Tenet – Film Review – Nolan’s back and forth time thriller pushes the art of storytelling forward
Most directors have a particular passion that’ll shine through in their films. Director Christopher Nolan’s is time, which will be no surprise to any fans of his work: Memento, Dunkirk and Interstellar have all explicitly dabbled in time, not just in terms of the film world but the way in which the story is told and how we perceive it. Tenet, Nolan’s latest, feels like a culmination of that project, an ambitious blockbuster that uses time to tell a complex story that will test your attention to detail, all while delivering time-bending set pieces that run at what feels like 88mph.
As with any Nolan film, Tenet is best seen with fresh eyes, so I’ll try to keep the plot synopsis to a minimum. To summarise, Tenet follows a nameless character credited as The Protagonist (John David Washington), who is given an assignment: to stop a Russian oligarch, Andrei Sator (Kenneth Branagh) from destroying the world as we know it. Sounds like a Bond movie right? Except Sator has a unique power at his disposal: he has the ability to invert time so that it runs in reverse.
This concept of time inversion, advertised heavily in various trailers, lies at the heart of the film and your enjoyment of Tenet will rest on your willingness to accept it.
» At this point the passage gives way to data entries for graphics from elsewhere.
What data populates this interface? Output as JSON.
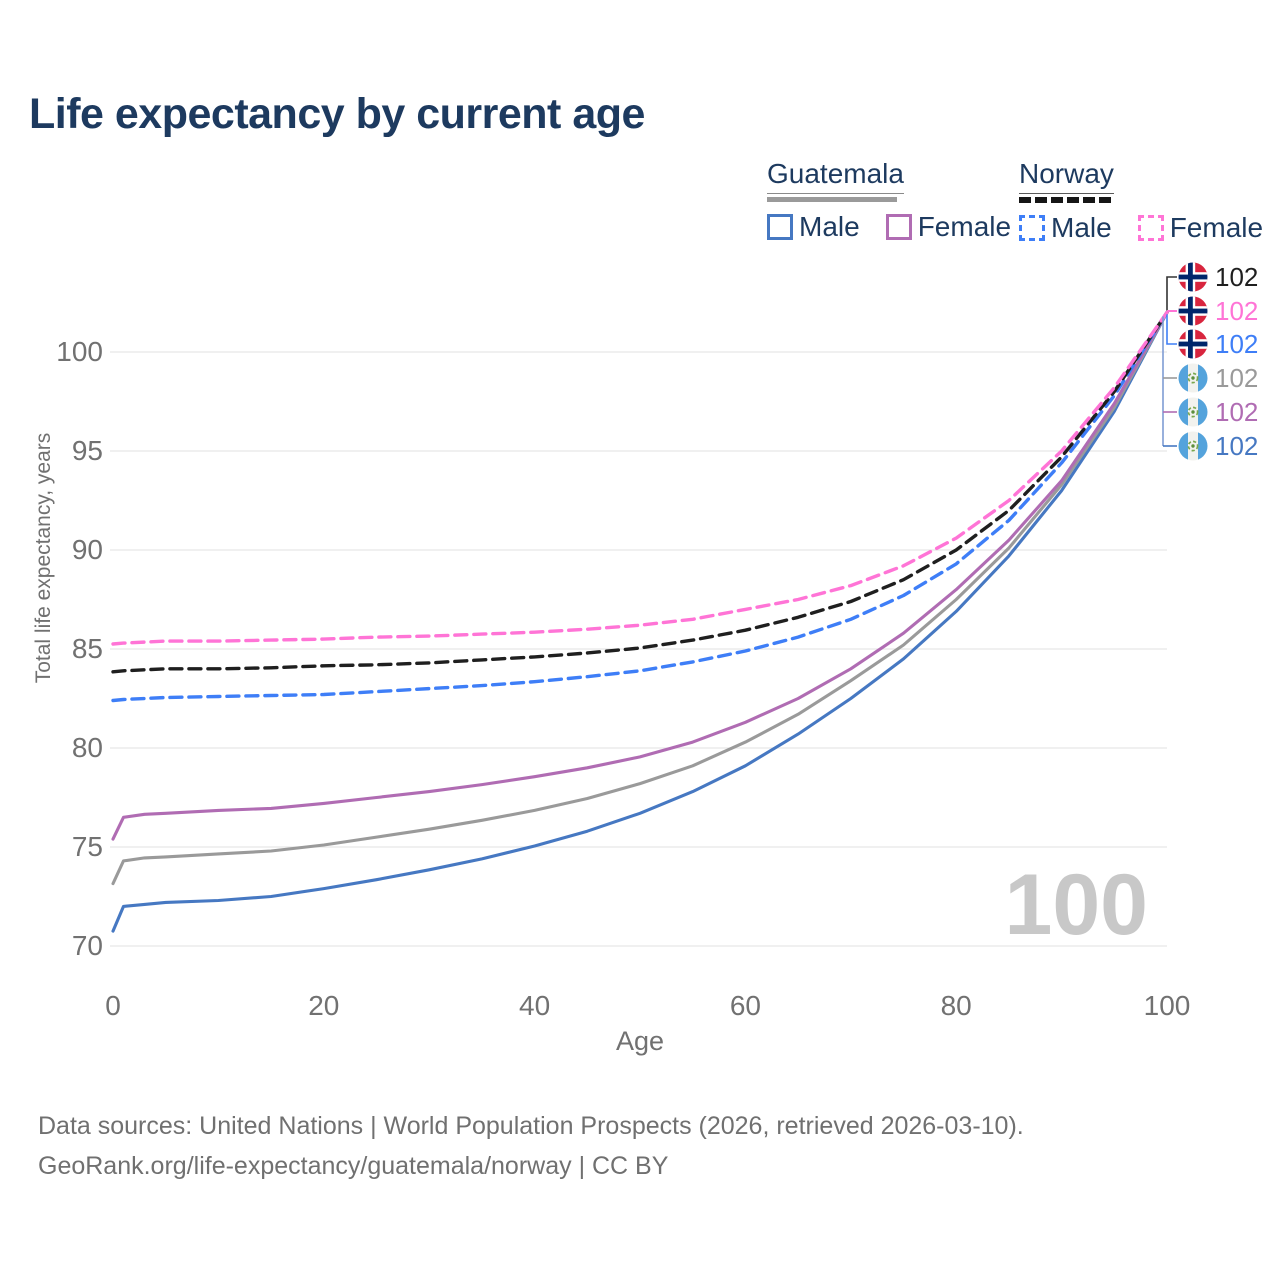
{
  "title": "Life expectancy by current age",
  "legend": {
    "groups": [
      {
        "country": "Guatemala",
        "line_style": "solid",
        "underline_color": "#9a9a9a",
        "items": [
          {
            "label": "Male",
            "color": "#4678c2",
            "dashed": false
          },
          {
            "label": "Female",
            "color": "#b06cb3",
            "dashed": false
          }
        ]
      },
      {
        "country": "Norway",
        "line_style": "dashed",
        "underline_color": "#161616",
        "items": [
          {
            "label": "Male",
            "color": "#3e7ef7",
            "dashed": true
          },
          {
            "label": "Female",
            "color": "#ff74d6",
            "dashed": true
          }
        ]
      }
    ]
  },
  "chart_data": {
    "type": "line",
    "title": "Life expectancy by current age",
    "xlabel": "Age",
    "ylabel": "Total life expectancy, years",
    "xlim": [
      0,
      100
    ],
    "ylim": [
      70,
      103
    ],
    "xticks": [
      0,
      20,
      40,
      60,
      80,
      100
    ],
    "yticks": [
      70,
      75,
      80,
      85,
      90,
      95,
      100
    ],
    "grid": "horizontal",
    "legend_position": "top-right",
    "watermark": "100",
    "x": [
      0,
      1,
      3,
      5,
      10,
      15,
      20,
      25,
      30,
      35,
      40,
      45,
      50,
      55,
      60,
      65,
      70,
      75,
      80,
      85,
      90,
      95,
      100
    ],
    "series": [
      {
        "name": "Guatemala Male",
        "country": "Guatemala",
        "sex": "male",
        "color": "#4678c2",
        "dashed": false,
        "end_label": "102",
        "values": [
          70.75,
          72.0,
          72.1,
          72.2,
          72.3,
          72.5,
          72.9,
          73.35,
          73.85,
          74.4,
          75.05,
          75.8,
          76.7,
          77.8,
          79.1,
          80.7,
          82.5,
          84.5,
          86.9,
          89.7,
          93.0,
          97.0,
          102.0
        ]
      },
      {
        "name": "Guatemala Both sexes",
        "country": "Guatemala",
        "sex": "both",
        "color": "#9a9a9a",
        "dashed": false,
        "end_label": "102",
        "values": [
          73.15,
          74.3,
          74.45,
          74.5,
          74.65,
          74.8,
          75.1,
          75.5,
          75.9,
          76.35,
          76.85,
          77.45,
          78.2,
          79.1,
          80.3,
          81.7,
          83.4,
          85.2,
          87.5,
          90.1,
          93.3,
          97.2,
          102.0
        ]
      },
      {
        "name": "Guatemala Female",
        "country": "Guatemala",
        "sex": "female",
        "color": "#b06cb3",
        "dashed": false,
        "end_label": "102",
        "values": [
          75.4,
          76.5,
          76.65,
          76.7,
          76.85,
          76.95,
          77.2,
          77.5,
          77.8,
          78.15,
          78.55,
          79.0,
          79.55,
          80.3,
          81.3,
          82.5,
          84.0,
          85.8,
          88.0,
          90.5,
          93.5,
          97.4,
          102.0
        ]
      },
      {
        "name": "Norway Male",
        "country": "Norway",
        "sex": "male",
        "color": "#3e7ef7",
        "dashed": true,
        "end_label": "102",
        "values": [
          82.4,
          82.45,
          82.5,
          82.55,
          82.6,
          82.65,
          82.7,
          82.85,
          83.0,
          83.15,
          83.35,
          83.6,
          83.9,
          84.35,
          84.9,
          85.6,
          86.5,
          87.7,
          89.3,
          91.5,
          94.4,
          97.8,
          102.0
        ]
      },
      {
        "name": "Norway Both sexes",
        "country": "Norway",
        "sex": "both",
        "color": "#1f1f1f",
        "dashed": true,
        "end_label": "102",
        "values": [
          83.85,
          83.9,
          83.95,
          84.0,
          84.0,
          84.05,
          84.15,
          84.2,
          84.3,
          84.45,
          84.6,
          84.8,
          85.05,
          85.45,
          85.95,
          86.6,
          87.4,
          88.5,
          90.0,
          92.0,
          94.7,
          98.0,
          102.0
        ]
      },
      {
        "name": "Norway Female",
        "country": "Norway",
        "sex": "female",
        "color": "#ff74d6",
        "dashed": true,
        "end_label": "102",
        "values": [
          85.25,
          85.3,
          85.35,
          85.4,
          85.4,
          85.45,
          85.5,
          85.6,
          85.65,
          85.75,
          85.85,
          86.0,
          86.2,
          86.5,
          87.0,
          87.5,
          88.2,
          89.2,
          90.6,
          92.5,
          95.0,
          98.2,
          102.0
        ]
      }
    ]
  },
  "end_labels": [
    {
      "flag": "norway",
      "value": "102",
      "color": "#1f1f1f"
    },
    {
      "flag": "norway",
      "value": "102",
      "color": "#ff74d6"
    },
    {
      "flag": "norway",
      "value": "102",
      "color": "#3e7ef7"
    },
    {
      "flag": "guatemala",
      "value": "102",
      "color": "#9a9a9a"
    },
    {
      "flag": "guatemala",
      "value": "102",
      "color": "#b06cb3"
    },
    {
      "flag": "guatemala",
      "value": "102",
      "color": "#4678c2"
    }
  ],
  "footer": {
    "line1": "Data sources: United Nations | World Population Prospects (2026, retrieved 2026-03-10).",
    "line2": "GeoRank.org/life-expectancy/guatemala/norway | CC BY"
  }
}
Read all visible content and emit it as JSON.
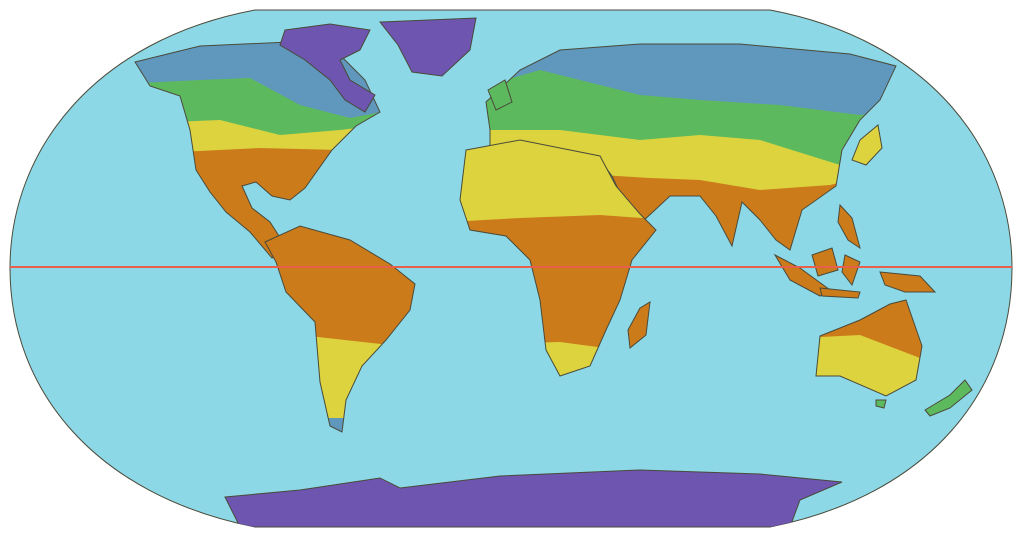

Nolan’s script doesn’t explain it cleanly and multiple viewings almost feel like a medical recommendation. But we are assured early on that if we don’t get it, it’s no issue: like The Protagonist, you just need to understand what time inversion does.
That’s where Nolan comes in, using visual innovations to tell a fascinating story that runs in different directions. The staging of set pieces here, for example, is simply astonishing, with Nolan almost taking on the role of God, manipulating how we expect to see things play out.
A corridor fight is easily the film’s highlight. A clash between The Protagonist and a masked thug is unlike anything we’ve ever seen, choreographed to perfection, as our hero has to tussle with someone moving backwards in time. As he throws a punch, the thug’s arm moves backwards, the punch he’s already thrown returning to deliver the Protagonist a surprise blow. Remember, you can think of the how, but what you’re seeing is what Nolan cares about: this is a blockbuster, for your eyes and for your ears.
John David Washington gives a remarkably assured performance that makes the movie; without him, Tenet would collapse under the weight of its ambitions
Those ears will be tested in Tenet: Nolan’s infamous bass booms like a nuclear bomb in the theatre. The sound design here, combined with Ludwig Göransson’s synth-heavy score, practically begs for a big screen, even though the mixing can lead to some dialogue being lost, particularly during scenes where our characters have their faces covered (you won’t feel awkward with a mask on throughout – Tenet’s characters are wearing them constantly).
That dialogue, despite its complexity, is delivered with real energy by a cast that’s game for both stuntwork and physics lectures. Yes, Tenet does fail the exposition test. But Robert Pattinson and Washington are so engaging as the leads that you’ll forgive the philosophical monologues.
Washington, in particular, is a revelation in this. Like with DiCaprio in Inception, it isn’t a performance for the Oscar reels. It’s one that demands subtlety. And yet, it’s absolutely essential for the success of the film. Washington brilliantly balances his role as an individual that wants to do right by the world, with a role as the vehicle for the audience to experience time inversion and the way it ticks. He’s charismatic, committed to the fight choreography and excels in expressing minor details that bring this inverted world to life.
Tenet’s world is a new and exciting playground for Nolan to act as both puppet and ringmaster. He dictates the chaotic action with painstaking attention to realism, even purchasing a genuine airliner just to crash it into a building in a scene that Michael Bay will probably play to help him sleep. But Nolan also uses his time inversion concept to play around with the way a story can be told, testing the limits of our relationship with film narrative.
Tenet is a film to settle on: enjoy the spectacle and ponder on the how after. You will surprise yourself on how much you’re able to absorb and take away from the experience.